The reason I plan to ask every Blackboard person I meet about the company goals is not only that I'm interested in the answers (I am), but that I'm curious about the degree to which Blackboard employees are united around a common strategy. The ability of Blackboard to thrive over the next 5 years will depend as much on the quality of its people as the quality of its software. This is particularly true as the services group grows, as Blackboard's corporate success will increasingly rest on the ability to provide solutions that drive value at partner institutions. Selling an e-learning platform is no longer enough. Blackboard will need to demonstrate an ability to bring about measurable improvements in revenue, cost reduction, and quality for its clients. As Blackboard goes down this "consulting" path, more and more of the people who work for Blackboard will have to act and think like consultants. This means incentivizing, recruiting and retaining Blackboard employees in ways that are different from traditional software sales and e-learning product company practices.   

3. The Blackboard Product Roadmap:

I'll be working hard to understand Blackboard's specific roadmap for platform innovation and improvement. I need to get a clear idea of exactly how Blackboard plans to evolve its core LMS tools, particularly collaboration tools (discussion board, blog), calendar, and mobile integration. The collaboration tools and integrated course calendar of the core Blackboard platform has fallen behind competitors, and unless these deficiencies are addressed in the short-term no long-term transitions to an integrated service company will be possible. (I'll also be looking to see if 3rd party vendors are filling the gaps in the core products via Building Blocks).

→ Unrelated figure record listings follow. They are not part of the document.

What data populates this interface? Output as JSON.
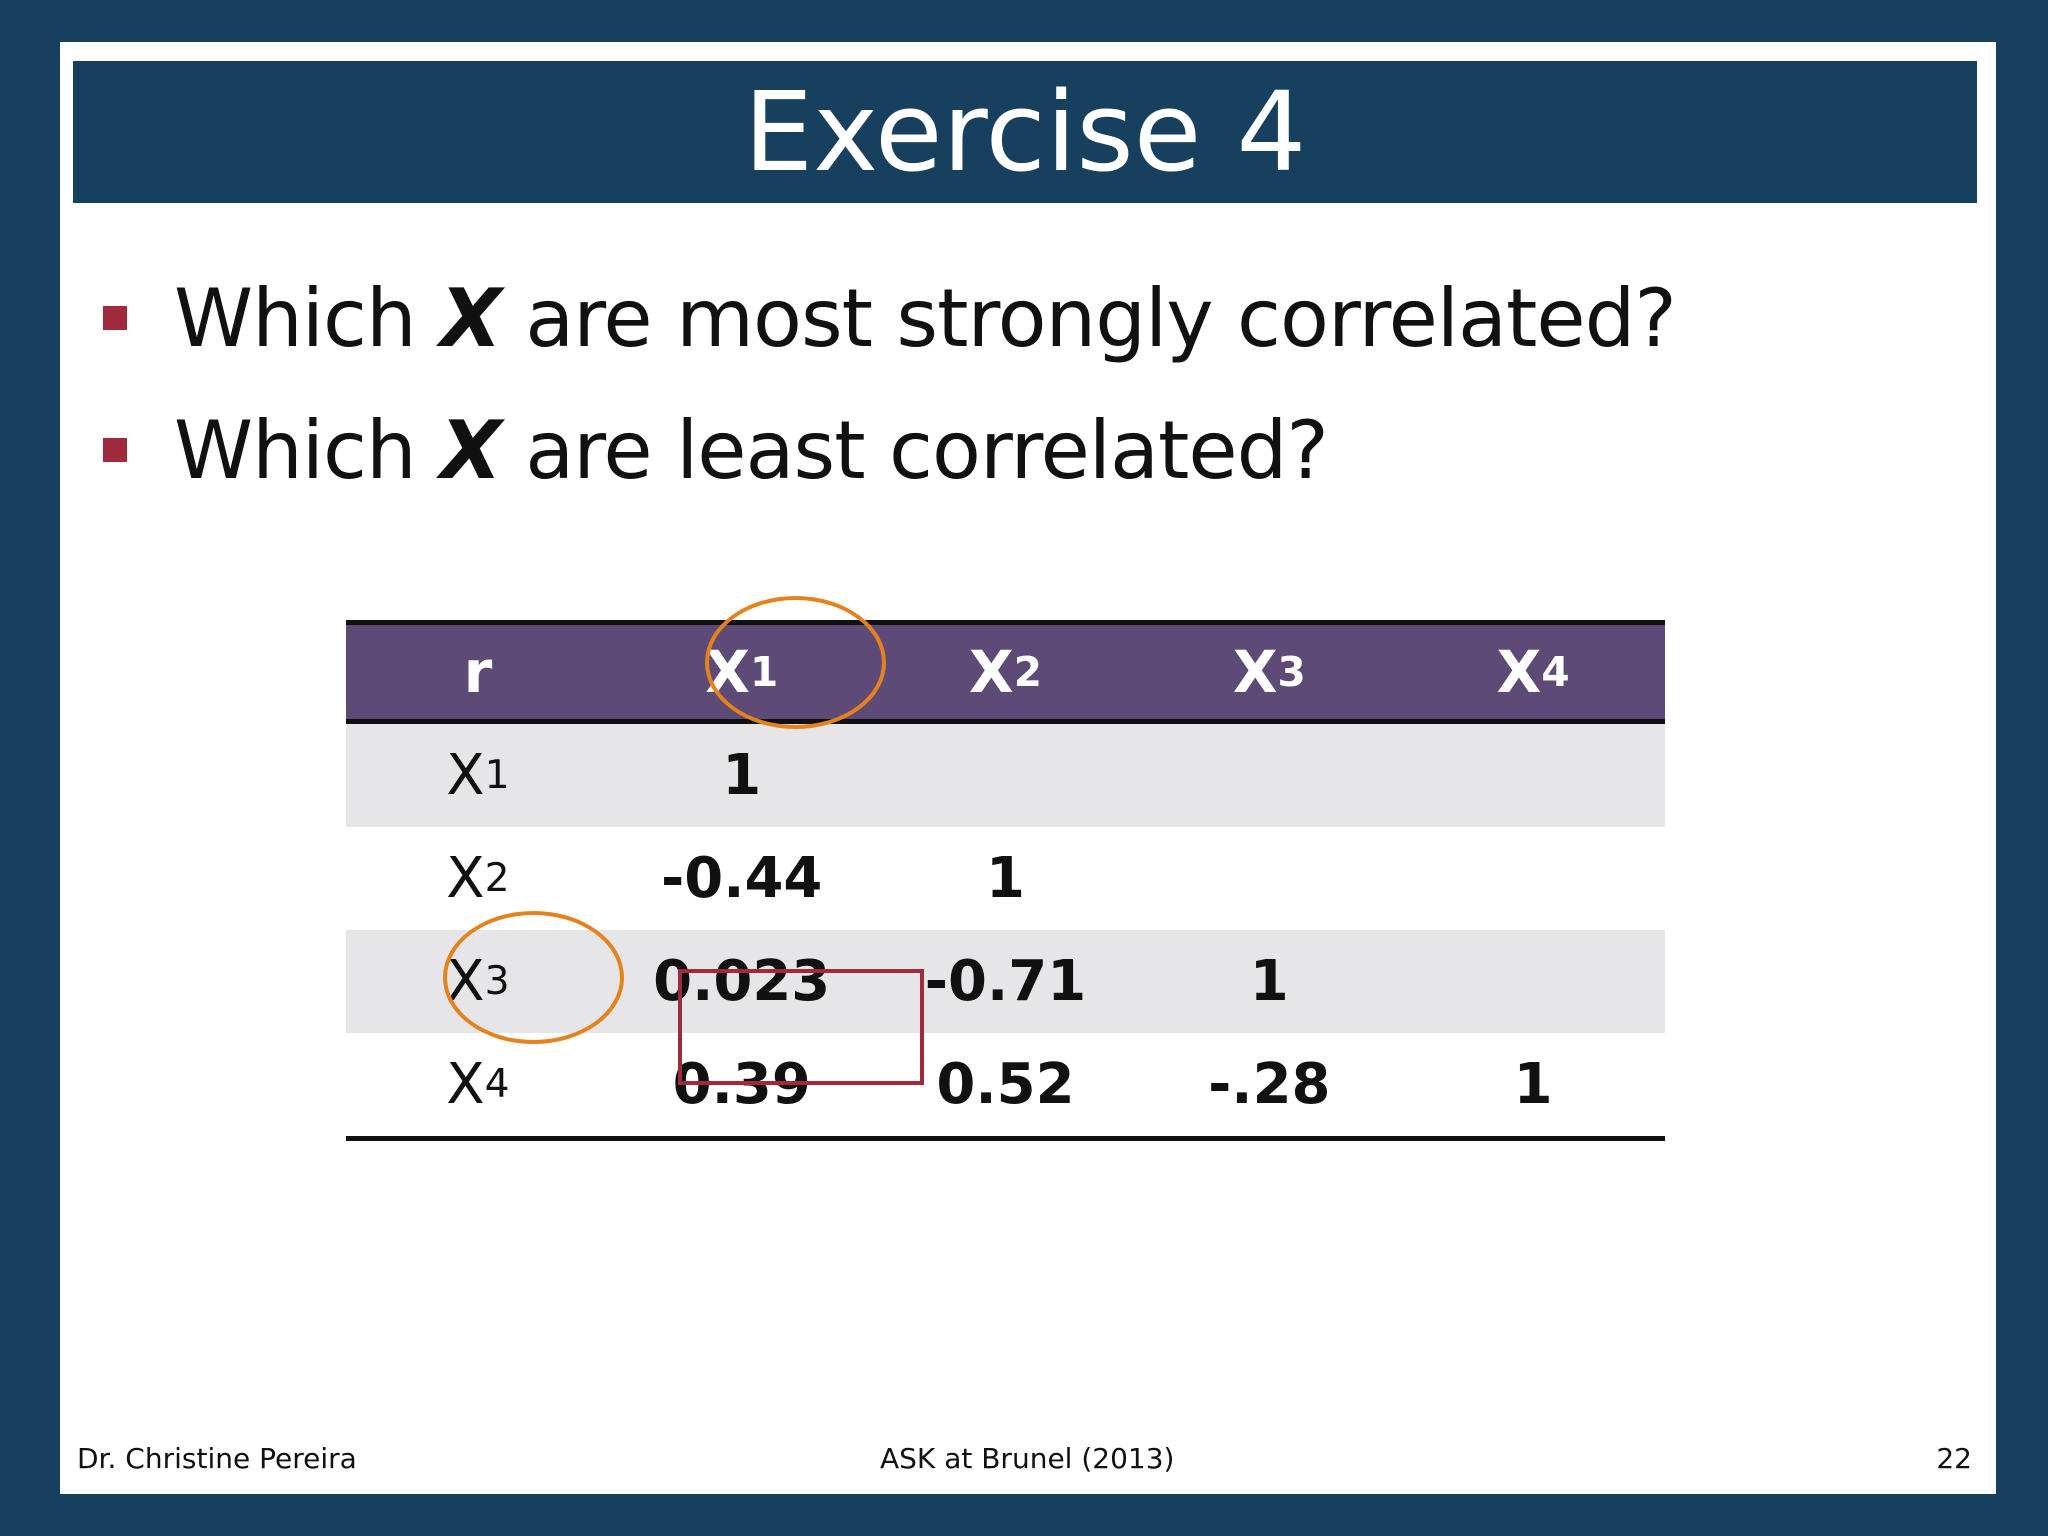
{
  "slide": {
    "title": "Exercise 4",
    "bullets": [
      {
        "before": "Which ",
        "var": "X",
        "after": " are most strongly correlated?"
      },
      {
        "before": "Which ",
        "var": "X",
        "after": " are least correlated?"
      }
    ],
    "table": {
      "corner_label": "r",
      "columns": [
        {
          "base": "X",
          "sub": "1"
        },
        {
          "base": "X",
          "sub": "2"
        },
        {
          "base": "X",
          "sub": "3"
        },
        {
          "base": "X",
          "sub": "4"
        }
      ],
      "rows": [
        {
          "base": "X",
          "sub": "1",
          "values": [
            "1",
            "",
            "",
            ""
          ]
        },
        {
          "base": "X",
          "sub": "2",
          "values": [
            "-0.44",
            "1",
            "",
            ""
          ]
        },
        {
          "base": "X",
          "sub": "3",
          "values": [
            "0.023",
            "-0.71",
            "1",
            ""
          ]
        },
        {
          "base": "X",
          "sub": "4",
          "values": [
            "0.39",
            "0.52",
            "-.28",
            "1"
          ]
        }
      ]
    },
    "footer": {
      "author": "Dr. Christine Pereira",
      "event": "ASK at Brunel (2013)",
      "page_number": "22"
    }
  },
  "colors": {
    "background": "#17405f",
    "table_header": "#5e4a76",
    "bullet": "#9e2a3b",
    "highlight_circle": "#e6821e",
    "highlight_box": "#9e2a3b"
  }
}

I will be interested to see if Blackboard has the corporate bandwidth to push product and strategic innovation together. I wonder about the degree to which the product teams have the necessary people and resources to push the platforms forward. I'll be looking for as many specifics in technology, features, and usability changes as I can gather - as well as commitments (or at least plans) around timelines.

4.  Blackboard in 2020:

If Blackboard wants to thrive in 2020 the company can't waiting until 2018 to start getting ready. The hard work of sustained future innovation requires present investment and planning. I'll be very curious if Blackboard has dedicated people and resources towards innovative, generation skipping services and products - as opposed to evolutionary or incremental changes. Does Blackboard have a dedicated team working on e-learning platforms that are not tied to existing product architectures or business models? Has Backboard dedicated people and resources to step outside of the daily need to service clients and incrementally improve the platforms to work solely on next generation platforms?

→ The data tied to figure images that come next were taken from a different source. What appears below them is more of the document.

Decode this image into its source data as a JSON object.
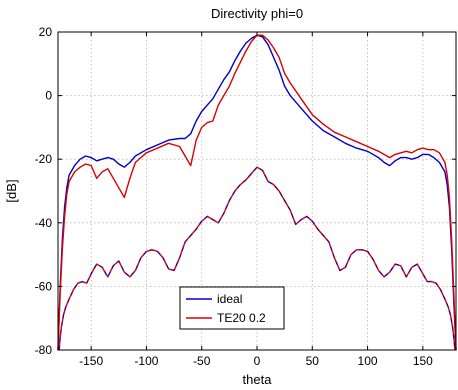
{
  "chart_data": {
    "type": "line",
    "title": "Directivity phi=0",
    "xlabel": "theta",
    "ylabel": "[dB]",
    "xlim": [
      -180,
      180
    ],
    "ylim": [
      -80,
      20
    ],
    "xticks": [
      -150,
      -100,
      -50,
      0,
      50,
      100,
      150
    ],
    "yticks": [
      -80,
      -60,
      -40,
      -20,
      0,
      20
    ],
    "grid": true,
    "legend": {
      "position": "bottom-center",
      "entries": [
        "ideal",
        "TE20 0.2"
      ]
    },
    "series": [
      {
        "name": "ideal",
        "color": "#0000cc",
        "style": "solid",
        "x": [
          -180,
          -178,
          -176,
          -174,
          -172,
          -170,
          -165,
          -160,
          -155,
          -150,
          -145,
          -140,
          -135,
          -130,
          -125,
          -120,
          -115,
          -110,
          -100,
          -90,
          -80,
          -70,
          -65,
          -60,
          -55,
          -50,
          -45,
          -40,
          -35,
          -30,
          -25,
          -20,
          -15,
          -10,
          -5,
          0,
          5,
          10,
          15,
          20,
          25,
          30,
          40,
          50,
          60,
          70,
          80,
          90,
          100,
          110,
          115,
          120,
          125,
          130,
          135,
          140,
          145,
          150,
          155,
          160,
          165,
          170,
          172,
          174,
          176,
          178,
          180
        ],
        "y": [
          -80,
          -60,
          -45,
          -35,
          -29,
          -25,
          -22,
          -20,
          -19,
          -19.5,
          -20.5,
          -20,
          -19.5,
          -20,
          -21.5,
          -22.5,
          -21,
          -19,
          -17,
          -15.5,
          -14,
          -13.5,
          -13.5,
          -12,
          -8,
          -5,
          -3,
          -1,
          2,
          5,
          7.5,
          11,
          14,
          16.5,
          18,
          19,
          18.5,
          16,
          12,
          8,
          3,
          0,
          -4,
          -8,
          -11,
          -13,
          -15,
          -16.5,
          -17.5,
          -19.5,
          -21,
          -22,
          -20.5,
          -19.5,
          -19.5,
          -20,
          -19.5,
          -18.5,
          -18.5,
          -19.5,
          -21,
          -24,
          -28,
          -35,
          -48,
          -65,
          -80
        ]
      },
      {
        "name": "TE20 0.2",
        "color": "#dd0000",
        "style": "solid",
        "x": [
          -180,
          -178,
          -176,
          -174,
          -172,
          -170,
          -165,
          -160,
          -155,
          -150,
          -145,
          -140,
          -135,
          -130,
          -125,
          -120,
          -115,
          -110,
          -100,
          -90,
          -80,
          -70,
          -65,
          -60,
          -55,
          -50,
          -45,
          -40,
          -35,
          -30,
          -25,
          -20,
          -15,
          -10,
          -5,
          0,
          5,
          10,
          15,
          20,
          25,
          30,
          40,
          50,
          60,
          70,
          80,
          90,
          100,
          110,
          115,
          120,
          125,
          130,
          135,
          140,
          145,
          150,
          155,
          160,
          165,
          170,
          172,
          174,
          176,
          178,
          180
        ],
        "y": [
          -80,
          -62,
          -48,
          -38,
          -31,
          -27,
          -24,
          -22.5,
          -21.5,
          -22,
          -26,
          -24,
          -23,
          -26,
          -29,
          -32,
          -26,
          -21,
          -18,
          -16.5,
          -15,
          -16,
          -19,
          -22,
          -14,
          -10,
          -8.5,
          -8,
          -3,
          0,
          3,
          7,
          10.5,
          14,
          17,
          19,
          19,
          17.5,
          15,
          12,
          7,
          4,
          -1,
          -6,
          -9,
          -11.5,
          -13,
          -14.5,
          -16,
          -17.5,
          -18.5,
          -19.5,
          -18.5,
          -18,
          -17.5,
          -18,
          -17,
          -16.5,
          -17,
          -17,
          -18,
          -21,
          -25,
          -32,
          -45,
          -62,
          -80
        ]
      },
      {
        "name": "",
        "color": "#0000cc",
        "style": "dashed",
        "x": [
          -179,
          -178,
          -177,
          -176,
          -175,
          -173,
          -170,
          -166,
          -162,
          -158,
          -154,
          -150,
          -145,
          -140,
          -135,
          -130,
          -125,
          -120,
          -115,
          -110,
          -105,
          -100,
          -95,
          -90,
          -85,
          -80,
          -75,
          -70,
          -65,
          -60,
          -55,
          -50,
          -45,
          -40,
          -35,
          -30,
          -25,
          -20,
          -15,
          -10,
          -5,
          0,
          5,
          10,
          15,
          20,
          25,
          30,
          35,
          40,
          45,
          50,
          55,
          60,
          65,
          70,
          75,
          80,
          85,
          90,
          95,
          100,
          105,
          110,
          115,
          120,
          125,
          130,
          135,
          140,
          145,
          150,
          154,
          158,
          162,
          166,
          170,
          173,
          175,
          176,
          177,
          178,
          179
        ],
        "y": [
          -80,
          -76,
          -73,
          -71,
          -69,
          -66.5,
          -64,
          -61,
          -59,
          -58.5,
          -59,
          -56,
          -53,
          -54,
          -57,
          -53.5,
          -52,
          -55.5,
          -57,
          -55,
          -51,
          -49,
          -48.5,
          -49,
          -51,
          -54.5,
          -55,
          -51,
          -46,
          -44,
          -42,
          -39.5,
          -38,
          -39,
          -40,
          -37,
          -33,
          -30,
          -28,
          -26.5,
          -24.5,
          -22.5,
          -23.5,
          -27,
          -28,
          -30,
          -33,
          -36,
          -40.5,
          -39,
          -38,
          -39.5,
          -42,
          -44,
          -46,
          -51,
          -55,
          -54,
          -50,
          -48.5,
          -48.5,
          -49,
          -51.5,
          -55,
          -57,
          -55.5,
          -53,
          -53.5,
          -57,
          -54,
          -53,
          -56,
          -58.5,
          -58.5,
          -59,
          -61,
          -64,
          -66.5,
          -69,
          -71,
          -73,
          -76,
          -80
        ]
      },
      {
        "name": "",
        "color": "#dd0000",
        "style": "dashed",
        "x": [
          -179,
          -178,
          -177,
          -176,
          -175,
          -173,
          -170,
          -166,
          -162,
          -158,
          -154,
          -150,
          -145,
          -140,
          -135,
          -130,
          -125,
          -120,
          -115,
          -110,
          -105,
          -100,
          -95,
          -90,
          -85,
          -80,
          -75,
          -70,
          -65,
          -60,
          -55,
          -50,
          -45,
          -40,
          -35,
          -30,
          -25,
          -20,
          -15,
          -10,
          -5,
          0,
          5,
          10,
          15,
          20,
          25,
          30,
          35,
          40,
          45,
          50,
          55,
          60,
          65,
          70,
          75,
          80,
          85,
          90,
          95,
          100,
          105,
          110,
          115,
          120,
          125,
          130,
          135,
          140,
          145,
          150,
          154,
          158,
          162,
          166,
          170,
          173,
          175,
          176,
          177,
          178,
          179
        ],
        "y": [
          -80,
          -76,
          -73,
          -71,
          -69,
          -66.5,
          -64,
          -61,
          -59,
          -58.5,
          -59,
          -56,
          -53,
          -54,
          -57,
          -53.5,
          -52,
          -55.5,
          -57,
          -55,
          -51,
          -49,
          -48.5,
          -49,
          -51,
          -54.5,
          -55,
          -51,
          -46,
          -44,
          -42,
          -39.5,
          -38,
          -39,
          -40,
          -37,
          -33,
          -30,
          -28,
          -26.5,
          -24.5,
          -22.5,
          -23.5,
          -27,
          -28,
          -30,
          -33,
          -36,
          -40.5,
          -39,
          -38,
          -39.5,
          -42,
          -44,
          -46,
          -51,
          -55,
          -54,
          -50,
          -48.5,
          -48.5,
          -49,
          -51.5,
          -55,
          -57,
          -55.5,
          -53,
          -53.5,
          -57,
          -54,
          -53,
          -56,
          -58.5,
          -58.5,
          -59,
          -61,
          -64,
          -66.5,
          -69,
          -71,
          -73,
          -76,
          -80
        ]
      }
    ]
  }
}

The one book that I would recommend that the leadership at Blackboard all read (and you as well) is The Other Side of Innovation: Solving the Execution Challenge by Vijay Govindarajan and Chris Trimble.  No other single book has so influenced how I understand the structures and steps necessary to support sustained organization change and innovation. When it comes to innovation good ideas and existing organizational structures are never enough, as we all have ideas and our existing structures are designed for today's customers and products. I'm very interested in understanding how Blackboard is thinking about and planning for 2020.